The exhibit is organized in two spaces in the Fifth Avenue museum building. The bulk of the show’s display of Catholic-inspired fashion is dramatically arranged throughout the Met’s extensive collection of Byzantine and Western medieval art, which includes period artifacts of religious art and architecture. These museum works become the perfect foil for the objects of contemporary fashion. As one wanders the exhibit, thousand-year-old sculptures of bishops with mitres (those tall, pointy hats) and veiled nuns form the backdrop for such stunning reinterpretations as an evening ensemble (complete with mitre) designed by John Galliano for Dior, or an evening dress by Valentino inspired by Lucas Cranach The Elder’s 1526 painting “Adam and Eve,” or Yves Saint Laurent’s take on a Statuary Vestment for the Virgin of El Rocio. The Dominican Order’s habit is reinterpreted in a variety of garments on display by several contemporary designers.

Part of the show’s nature is to shock, of course, mixing sacred images with secular frocks, and that theme is underscored by the fact that an excerpt from Federico Fellini’s film “Roma” (1972) is part of the exhibit. Fellini devoted a scene in the movie to an “ecclesiastical fashion show” in which clerical costumes are reinterpreted in a wickedly funny turn on the runway, as priests, nuns, bishops, and even the pope make appearances in the latest Catholic fashions, reinterpreted as only Fellini could. The Met’s show owes a debt to the Italian cinema icon.

Another segment of the exhibit is on display in the Anna Wintour Costume Center at the Met: a stunning collection of approximately 40 objects from the Vatican’s Sistine Chapel Papal Sacristy, many of which are on view outside of Rome for the first time. There are gold- and jewel-encrusted chalices, croziers, and several papal tiaras from the 19th and 20th centuries (the last pope to wear one was Paul VI, who put an end to the tradition in favor of the papal mitre—his is on display as well).

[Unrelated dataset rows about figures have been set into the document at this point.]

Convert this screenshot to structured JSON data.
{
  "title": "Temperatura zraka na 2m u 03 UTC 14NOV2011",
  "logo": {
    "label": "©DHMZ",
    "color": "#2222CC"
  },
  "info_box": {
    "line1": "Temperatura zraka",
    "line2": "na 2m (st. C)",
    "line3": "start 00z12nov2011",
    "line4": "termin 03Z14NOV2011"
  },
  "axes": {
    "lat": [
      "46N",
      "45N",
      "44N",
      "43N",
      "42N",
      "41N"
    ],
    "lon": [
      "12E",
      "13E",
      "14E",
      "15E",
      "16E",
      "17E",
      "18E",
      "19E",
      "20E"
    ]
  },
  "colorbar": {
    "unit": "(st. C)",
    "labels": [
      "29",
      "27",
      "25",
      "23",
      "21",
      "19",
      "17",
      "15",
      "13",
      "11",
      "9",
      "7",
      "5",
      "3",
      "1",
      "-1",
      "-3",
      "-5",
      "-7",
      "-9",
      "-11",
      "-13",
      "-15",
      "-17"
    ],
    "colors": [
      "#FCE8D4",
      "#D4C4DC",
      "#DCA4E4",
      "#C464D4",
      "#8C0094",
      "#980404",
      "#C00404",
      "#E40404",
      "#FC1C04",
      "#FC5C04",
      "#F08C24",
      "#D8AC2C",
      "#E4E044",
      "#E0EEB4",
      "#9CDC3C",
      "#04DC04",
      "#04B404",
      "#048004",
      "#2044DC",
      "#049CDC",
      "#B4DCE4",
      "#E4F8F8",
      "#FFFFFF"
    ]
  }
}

The papal copes, robes, chasubles, slippers, crosses, and gauntlets on display provide a taste of Catholicism’s tradition of sumptuous threads that Church leaders donned within an environment of elaborate church architecture. These were all part of Catholicism’s magnificent visual culture—which since Vatican II had been on the wane, but is now enjoying a revival (as is traditional church architecture). This makes the Met’s celebration and interpretation of heavenly garb all the more provocative, and perhaps prescient.